Alors, puisque ce matin nous parlons de Régime de vérité… Et si nous nous demandions ce qui à l’inverse constitue la vérité de nos régimes… ? Oui, est-il entièrement faux de dire que, lorsqu’il agit de la vérité de nos assiettes, la règle pourrait bien, en matière de vérité alimentaire, de nous faire avaler n’importe quoi !
Et qui peut prétendre dire où se situe le principe, si cher à Michel Foucault, cette cohérence interne qui permet, seule, à des savoirs d’en être vraiment… Au fond, la question que nous posons est simple : peut-on être sûr de ce que nous disent nutritionnistes, experts, revues, journaux, et autres livres vendus à des millions d’exemplaires, que valent, rationnellement, tous ces régimes, qui ne cessent de nous faire croire qu’il existeraient une sorte de pierre philosophale de la perfection alimentaire, – ici, on nous prescrit de ne manger que des protéines, là, il s’agit d’éliminer le sucre une fois pour toute, et que dire de ces recettes, qui, soit, vous prémunissent du cancer – il est question d’avaler près de 7 kilos de carottes par jour, ou de s’en remettre au citron, à la gelée royale,…
Ou bien de ces autres recettes, qui feraient perdre 3 kilos dans la journée, et que dire, encore de tous ces détox… Redécouvertes de fruits, légumes, qui, s’ils sont cuits de telle ou telle manière, ou mangé crus, deviennent bien plus que de simples tomates, – puissance du bouquet de basilic, dès lors qu’on sait en redécouvrir le secret… Oui, il y a, le mot est dis, du secret, dans tout cette apparence de science…

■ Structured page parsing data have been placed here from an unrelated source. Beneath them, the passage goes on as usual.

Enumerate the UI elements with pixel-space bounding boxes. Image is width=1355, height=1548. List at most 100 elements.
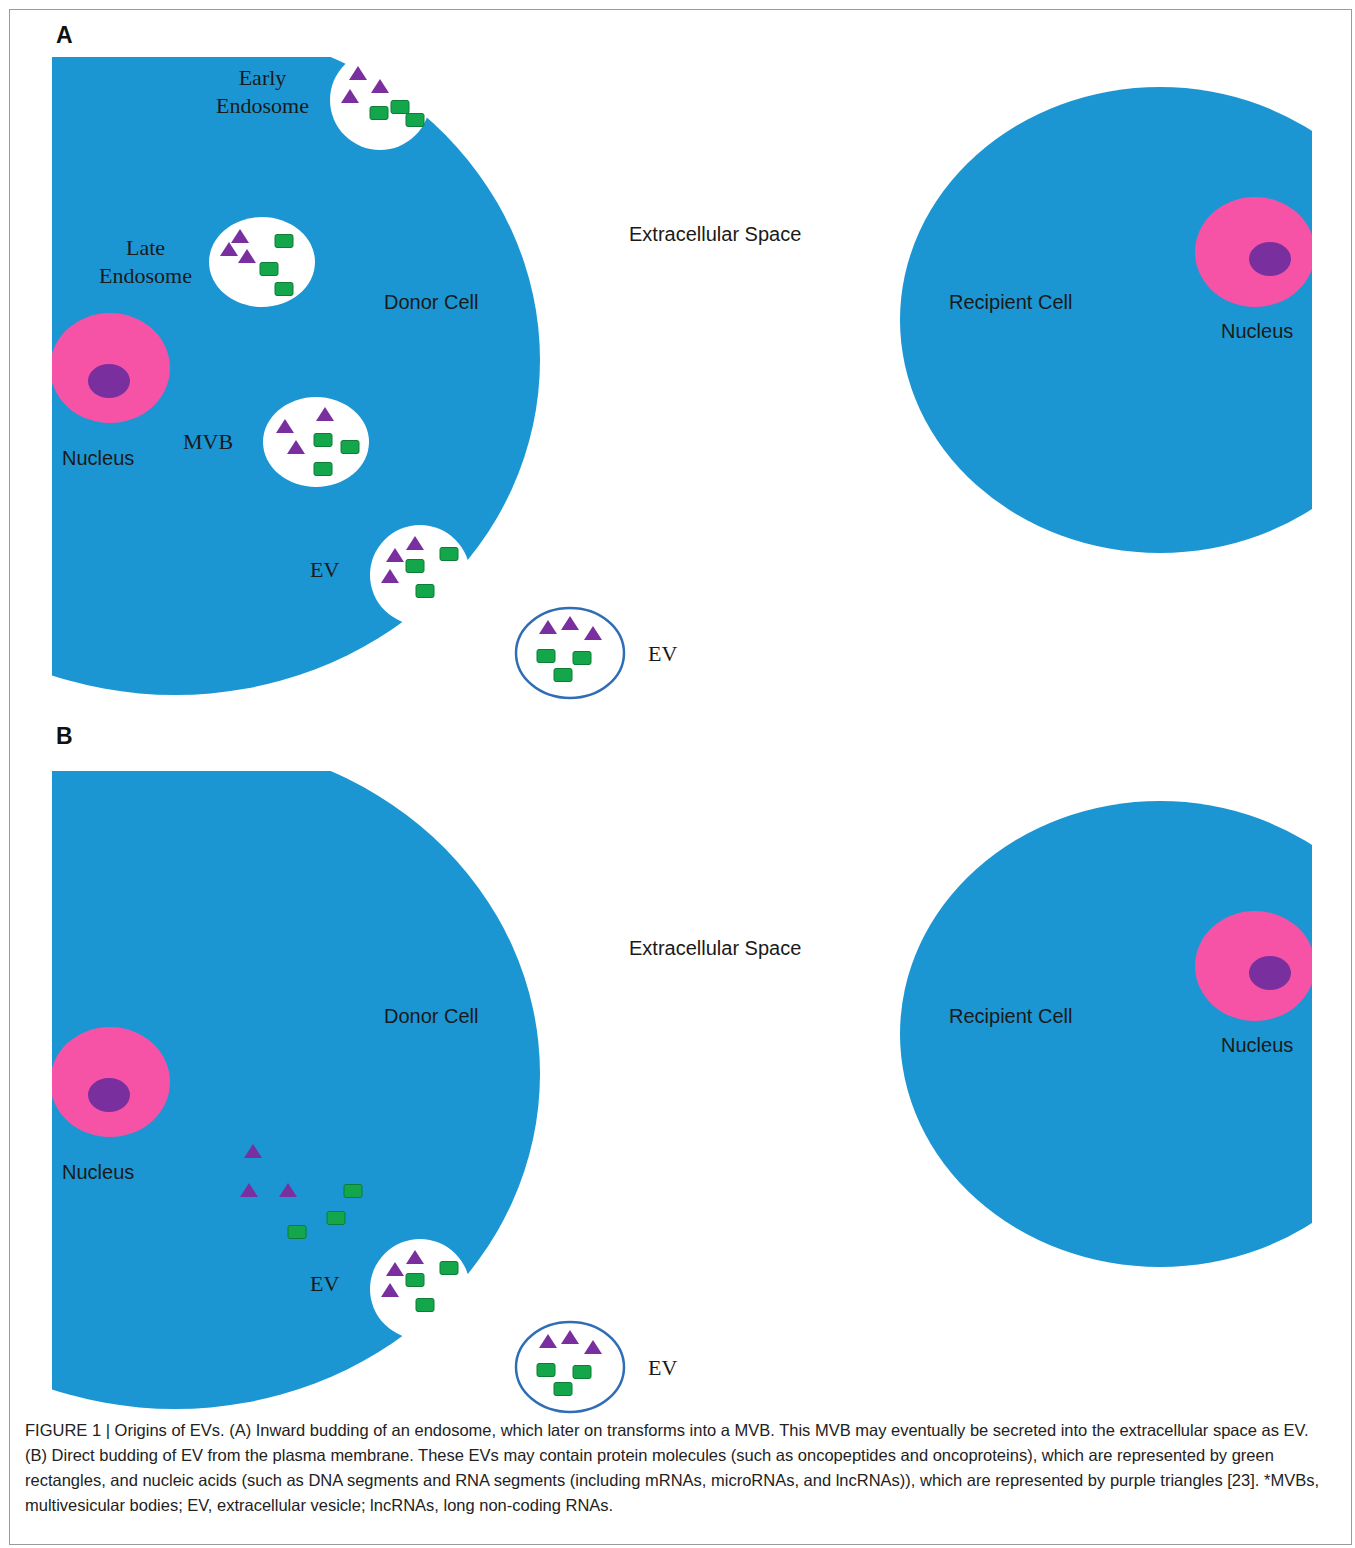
nucleus: Nucleus xyxy=(52,1027,170,1137)
cell-body xyxy=(900,801,1312,1267)
nucleus-shape xyxy=(1195,197,1312,307)
node-label: Nucleus xyxy=(1221,1034,1293,1057)
nucleic-acid-triangle xyxy=(231,229,249,243)
nucleic-acid-triangle xyxy=(584,626,602,640)
recipient-cell: Recipient CellNucleus xyxy=(900,87,1312,553)
cell-body xyxy=(52,771,540,1409)
node-label: Nucleus xyxy=(62,1161,134,1184)
vesicle-membrane xyxy=(516,1322,624,1412)
budding-vesicle-shape xyxy=(370,525,470,625)
nucleic-acid-triangle xyxy=(386,1262,404,1276)
nucleolus xyxy=(1249,242,1291,276)
nucleus-shape xyxy=(52,313,170,423)
nucleic-acid-triangle xyxy=(386,548,404,562)
vesicle-body xyxy=(370,525,470,625)
nucleic-acid-triangle xyxy=(279,1183,297,1197)
panel-letter: B xyxy=(56,723,73,750)
nucleus: Nucleus xyxy=(52,313,170,423)
budding-vesicle-shape xyxy=(370,1239,470,1339)
budding-vesicle: EV xyxy=(370,1239,470,1339)
nucleus-shape xyxy=(1195,911,1312,1021)
protein-rectangle xyxy=(260,263,278,276)
endosome-body xyxy=(209,217,315,307)
extracellular-vesicle-shape xyxy=(516,1321,624,1413)
nucleus-shape xyxy=(52,1027,170,1137)
node-label: EV xyxy=(648,1354,677,1382)
budding-vesicle: EV xyxy=(370,525,470,625)
late-endosome-shape xyxy=(209,217,315,307)
protein-rectangle xyxy=(288,1226,306,1239)
nucleic-acid-triangle xyxy=(287,440,305,454)
protein-rectangle xyxy=(440,1262,458,1275)
protein-rectangle xyxy=(573,652,591,665)
protein-rectangle xyxy=(370,107,388,120)
node-label: Recipient Cell xyxy=(949,291,1072,314)
nucleic-acid-triangle xyxy=(381,1283,399,1297)
nucleolus xyxy=(88,1078,130,1112)
extracellular-vesicle: EV xyxy=(516,1321,624,1413)
vesicle-membrane xyxy=(516,608,624,698)
protein-rectangle xyxy=(275,235,293,248)
nucleolus xyxy=(88,364,130,398)
panel-letter: A xyxy=(56,22,73,49)
protein-rectangle xyxy=(327,1212,345,1225)
node-label: EV xyxy=(310,556,339,584)
mvb-body xyxy=(263,397,369,487)
early-endosome-shape xyxy=(330,57,430,150)
protein-rectangle xyxy=(537,1364,555,1377)
protein-rectangle xyxy=(391,101,409,114)
node-label: Late Endosome xyxy=(88,234,203,290)
nucleic-acid-triangle xyxy=(316,407,334,421)
cell-body xyxy=(52,57,540,695)
node-label: Nucleus xyxy=(1221,320,1293,343)
multivesicular-body: MVB xyxy=(263,397,369,487)
nucleus: Nucleus xyxy=(1195,911,1312,1021)
node-label: Donor Cell xyxy=(384,291,478,314)
nucleic-acid-triangle xyxy=(381,569,399,583)
donor-cell: Donor CellNucleusEV xyxy=(52,771,540,1409)
nucleic-acid-triangle xyxy=(539,1334,557,1348)
nucleic-acid-triangle xyxy=(371,79,389,93)
nucleus-body xyxy=(1195,197,1312,307)
node-label: Recipient Cell xyxy=(949,1005,1072,1028)
extracellular-vesicle-shape xyxy=(516,607,624,699)
nucleic-acid-triangle xyxy=(406,1250,424,1264)
figure-caption: FIGURE 1 | Origins of EVs. (A) Inward bu… xyxy=(25,1418,1330,1518)
protein-rectangle xyxy=(341,441,359,454)
protein-rectangle xyxy=(406,560,424,573)
protein-rectangle xyxy=(573,1366,591,1379)
nucleus-body xyxy=(52,313,170,423)
protein-rectangle xyxy=(554,1383,572,1396)
region-label: Extracellular Space xyxy=(629,223,801,246)
protein-rectangle xyxy=(275,283,293,296)
nucleic-acid-triangle xyxy=(406,536,424,550)
protein-rectangle xyxy=(416,1299,434,1312)
nucleic-acid-triangle xyxy=(539,620,557,634)
nucleic-acid-triangle xyxy=(349,66,367,80)
extracellular-vesicle: EV xyxy=(516,607,624,699)
cell-body xyxy=(900,87,1312,553)
recipient-cell: Recipient CellNucleus xyxy=(900,801,1312,1267)
nucleus: Nucleus xyxy=(1195,197,1312,307)
multivesicular-body-shape xyxy=(263,397,369,487)
node-label: EV xyxy=(648,640,677,668)
node-label: Early Endosome xyxy=(205,64,320,120)
nucleic-acid-triangle xyxy=(276,419,294,433)
protein-rectangle xyxy=(314,434,332,447)
nucleic-acid-triangle xyxy=(240,1183,258,1197)
nucleic-acid-triangle xyxy=(244,1144,262,1158)
node-label: Donor Cell xyxy=(384,1005,478,1028)
node-label: Nucleus xyxy=(62,447,134,470)
nucleic-acid-triangle xyxy=(341,89,359,103)
node-label: EV xyxy=(310,1270,339,1298)
nucleic-acid-triangle xyxy=(561,616,579,630)
nucleic-acid-triangle xyxy=(220,242,238,256)
protein-rectangle xyxy=(416,585,434,598)
nucleus-body xyxy=(1195,911,1312,1021)
nucleic-acid-triangle xyxy=(584,1340,602,1354)
protein-rectangle xyxy=(440,548,458,561)
vesicle-body xyxy=(370,1239,470,1339)
nucleus-body xyxy=(52,1027,170,1137)
protein-rectangle xyxy=(344,1185,362,1198)
protein-rectangle xyxy=(537,650,555,663)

Et qui dit secret, dit ce qui était connu d’un seul, ou de quelques-uns, et qui se trouve devenu la possession de tous… Et l’un des secrets les plus en vogue, ces dernières années, l’un des secrets de que des docteurs très humanistes, et probablement désireux de nous voir vivre longtemps… Veut que l’on devienne ce que l’on mange !
On devient ce que l’on mange…. Posons la question à l’anthropologie classique, elle répondra qu’une telle croyance, qui veut que l’on acquiert les propriétés des aliments que l’on ingère relève, purement et simplement, de la pensée magique !

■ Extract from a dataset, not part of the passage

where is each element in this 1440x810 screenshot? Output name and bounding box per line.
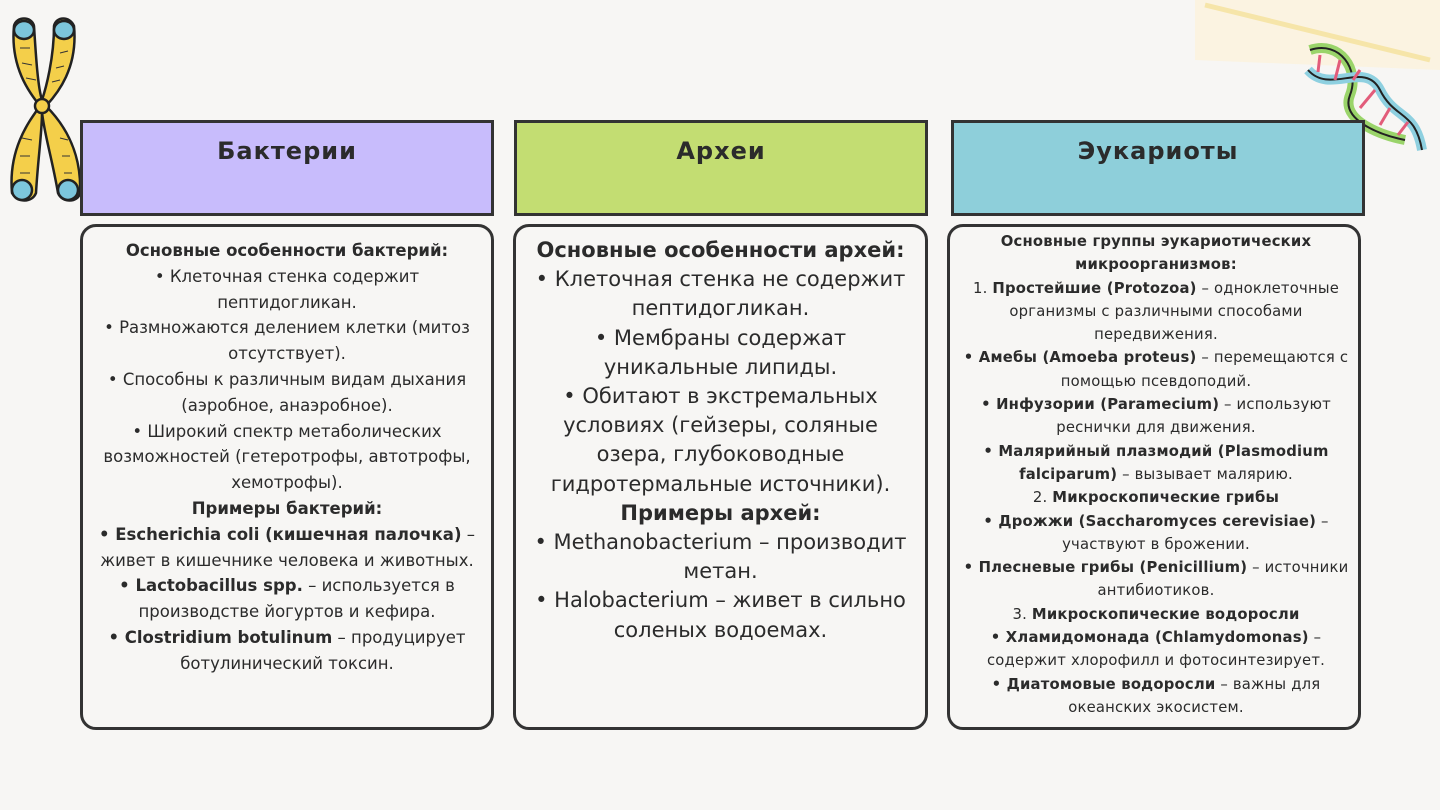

Ainsi, dans la pensée magique, la personne acquiert-elle les propriétés des aliments qu’elle ingère. Les végétaux, plus particulièrement ceux consommés crus, en phase de germination, sont tenus pour « vivants » par les végétariens : leur ingestion améliore la santé et prolonge la vie.
Alors, à en croire le nombre incroyable de vérités alimentaires qui le sont tout autant, peut-on penser que la nutrition, comme science, obéirait à un régime de vérités qui serait autre, que scientifique ?
Peut-on penser que des croyances irrationnelles, des religions du fruit et du légume, que des mythes seraient à l’œuvre, dans ce qui voudrait se définir, se définir comme ne relevant que de la vérité du microscope, et que derrière le savoir moléculaire, un archaïsme de bon goût continuerait de régner, en cuisine… Cette question mérite d’être posée car, réseau sociaux obligent, le nombre des recettes augmentant chaque jour, les vérités se contredisent, et nous ne savons plus à quel régime nous vouer…
Et ce, alors que la techno-science se veut l’alpha et l’oméga de toutes les vérités… Que dire, de tant de bizarreries alimentaires qui font penser à ces vérités du moyen-âge, celles dont la science voulu tant nous débarrasser… Mais il faut croire que les fruits et les légumes ont la dent dure.